Fundraising becomes easier, you know, recruiting becomes easier, dealing with board dynamics. You know, I think I think you know, you anticipate, you sort of, you know, you're not just reacting. You have a little bit more control over what you're doing and so on. So, yeah, makes a, makes a huge difference. Certainly.
When I look myself as a rookie entrepreneur, there were a lot of mistakes, I made. And again, I don't regret any of them because they helped me grow and learn. But, but for new entrepreneurs, they should learn from others mistakes as much as they can so they don't have to make their own. Yeah.
That's exactly right. You know, and, and let's go to, Gupshop a little bit. What made you, and I'm not sure if you have any partners, but what made you really start that that company? And I know it's, it's pretty big in India. Right? Have you guys is it also you have you have a lot of users here in the US as well and all over the world with that platform?
Yes. We are we are expanding globally, and you're gonna see more of it happening certainly in the US and elsewhere, LATAM, and other places as well. Yeah. I mean, I generally, you know, I've had, co founders at Guptship as well. And usually I found that, you know, new ideas usually work well with teams, you know, because you need different perspectives.
No one person can, have, you know, I mean, building, it's like, you know, building building a startup requires a combination of skill sets that's really hard for anyone to master. So teams often tend to work well and better. You know, really it was the key insight was if you're building mobile services and you wanna reach billions of users, really the only way at that time was through text messaging or SMS, right? Because that's the lowest common denominator, works on every mobile device, and you can build rich services to communicate with, with billions of users, right? So that's, what we started with and we set up a cloud messaging platform that enterprises can use to send notifications, alerts, reminders, you know, things like that to consumers.
And, of course, you you know, every time you do a banking transaction or you shop on an ecommerce site or book a flight or book a hotel and so on, or order food or a taxi, I mean, you get these notification alerts, you know, and in the US, some of it is on email, some of it is on text messaging, but in rest of the world, it's almost exclusively on mobile messaging. So it's a very, very high volume and, you know, so we we we are one of the largest platforms actually in the world, with in terms of volume of messages. And, we handle actually, the current count is about 6, 7,000,000,000 messages a month, so fairly sizable traffic. And, yeah. So I think that's, that's what we do.

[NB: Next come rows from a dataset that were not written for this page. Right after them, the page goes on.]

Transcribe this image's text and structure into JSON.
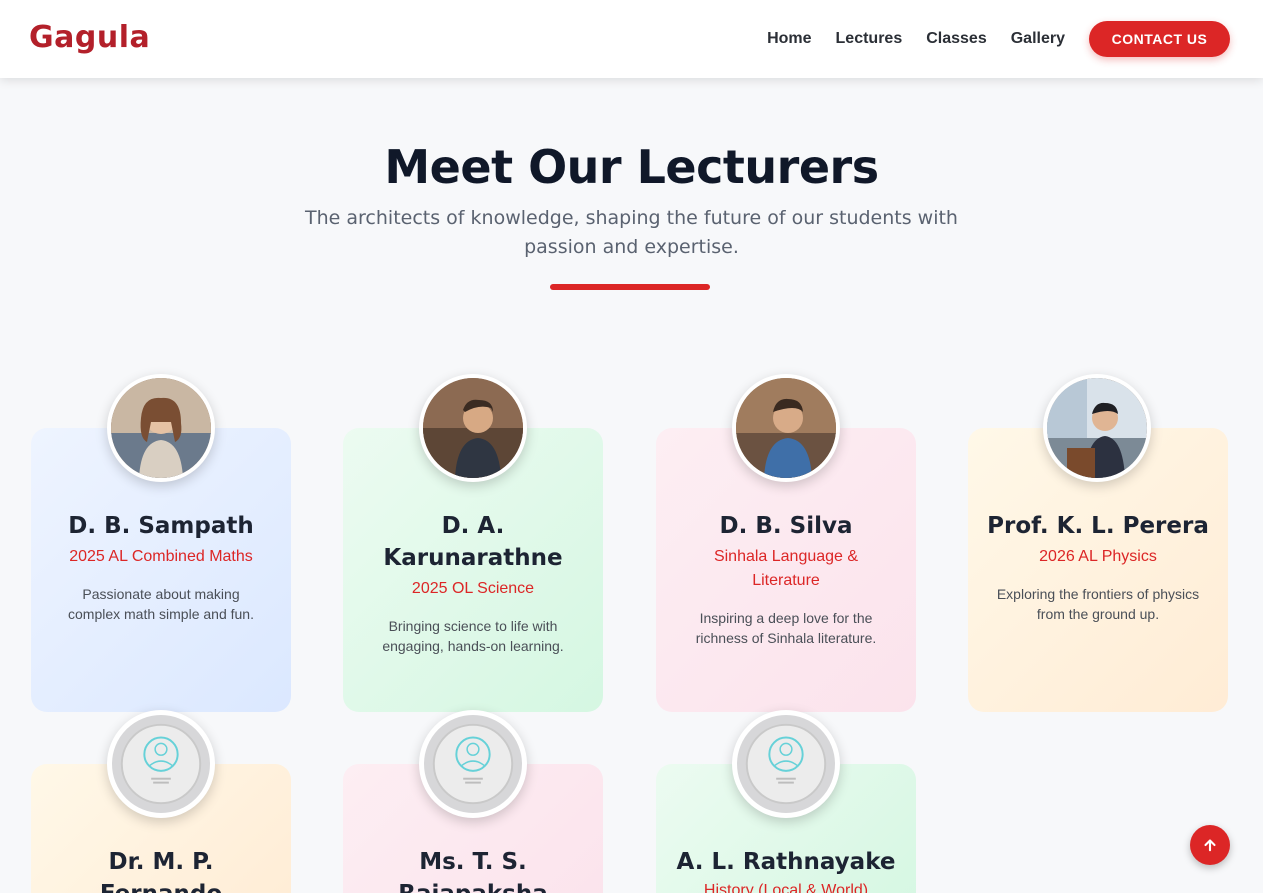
{
  "header": {
    "logo": "Gagula",
    "nav": [
      "Home",
      "Lectures",
      "Classes",
      "Gallery"
    ],
    "contact_label": "CONTACT US"
  },
  "hero": {
    "title": "Meet Our Lecturers",
    "subtitle": "The architects of knowledge, shaping the future of our students with passion and expertise."
  },
  "lecturers": [
    {
      "name": "D. B. Sampath",
      "subject": "2025 AL Combined Maths",
      "description": "Passionate about making complex math simple and fun."
    },
    {
      "name": "D. A. Karunarathne",
      "subject": "2025 OL Science",
      "description": "Bringing science to life with engaging, hands-on learning."
    },
    {
      "name": "D. B. Silva",
      "subject": "Sinhala Language & Literature",
      "description": "Inspiring a deep love for the richness of Sinhala literature."
    },
    {
      "name": "Prof. K. L. Perera",
      "subject": "2026 AL Physics",
      "description": "Exploring the frontiers of physics from the ground up."
    },
    {
      "name": "Dr. M. P. Fernando",
      "subject": "",
      "description": ""
    },
    {
      "name": "Ms. T. S. Rajapaksha",
      "subject": "",
      "description": ""
    },
    {
      "name": "A. L. Rathnayake",
      "subject": "History (Local & World)",
      "description": ""
    }
  ],
  "colors": {
    "brand": "#b3202a",
    "accent": "#dc2626"
  },
  "icons": {
    "scroll_top": "arrow-up-icon",
    "placeholder": "user-placeholder-icon"
  }
}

And and the great thing about messaging now so previously, it was just text messaging, but these days now you have newer, IP or Internet protocol based messaging channels emerging. Right? You can now enterprises can send messages through WhatsApp to consumers, or even we've launched something proprietary that we call GIP, which is short for Gupshark IP messaging channel. Right? The point is in all of these things now you can have richer messages with images, with cards and buttons and conversational experiences, chatbots, AI enabled chatbots and so on.

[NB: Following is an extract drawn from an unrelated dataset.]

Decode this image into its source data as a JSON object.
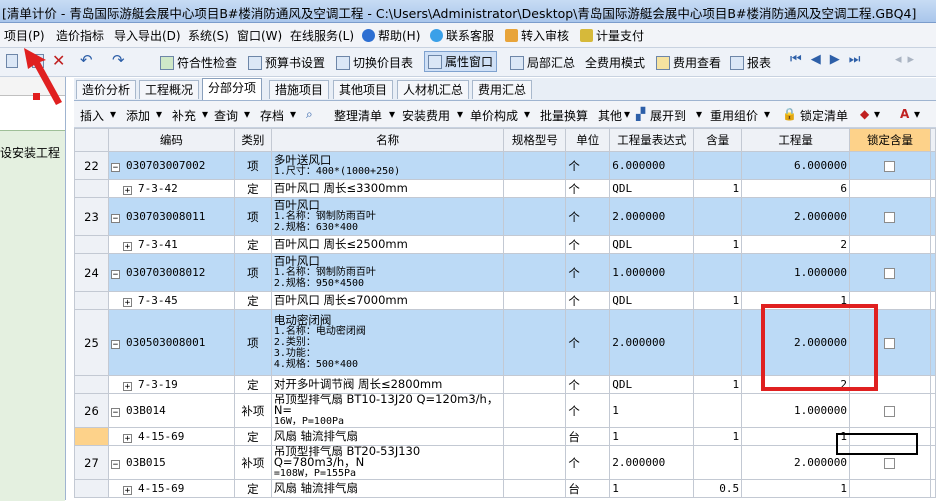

So so messaging and bots are becoming sort of this new, capability for businesses to engage their customers. It almost becomes the new sort of digital front door. Right? And, the analogy I like is in the mid nineties when websites came about, every business had to go out and build a website because that's how customers were gonna find them. And now, you know, every business is gonna have to go out and build a conversational experience because again, that's how consumers are gonna, you know, reach out to them and find them and so on.
So they can use it for marketing, for sales, for customer support, you name it, but that's the big opportunity.
Yeah. Because now it really is about conversational marketing. It's not just about, you know, just sending a message and that's it. A lot of it is about interaction. So, you know, I can definitely see the, the, obviously there's a very big demand and I can see why you've, received a lot of, you know, successful traction on, on your product and, and your application.
Yeah. You know, Birita, I wanna talk about what it's like to scale a SaaS company, software as a service. Some people that I've had on the show, they have service based businesses. For you, it looks like, you know, you're running a more of a SaaS type company. How have you been able to really scale it to a point where the the top line is is increasing, you know, your ARR is always increasing, at least for the most part.
I don't you know, I won't I won't talk numbers. I'm not a I'm not a big numbers guy by all means, but just more an essence of the the the elements of scalability. How did you scale your business and even Elance to get it to such a thriving company, to get recurring re, recurring users and revenue on, you know, on the platform? Because that's not easy to do. I've met so many, entrepreneurs and I have a lot of friends that do own product based SaaS companies and it's, you know, it's it's not that easy.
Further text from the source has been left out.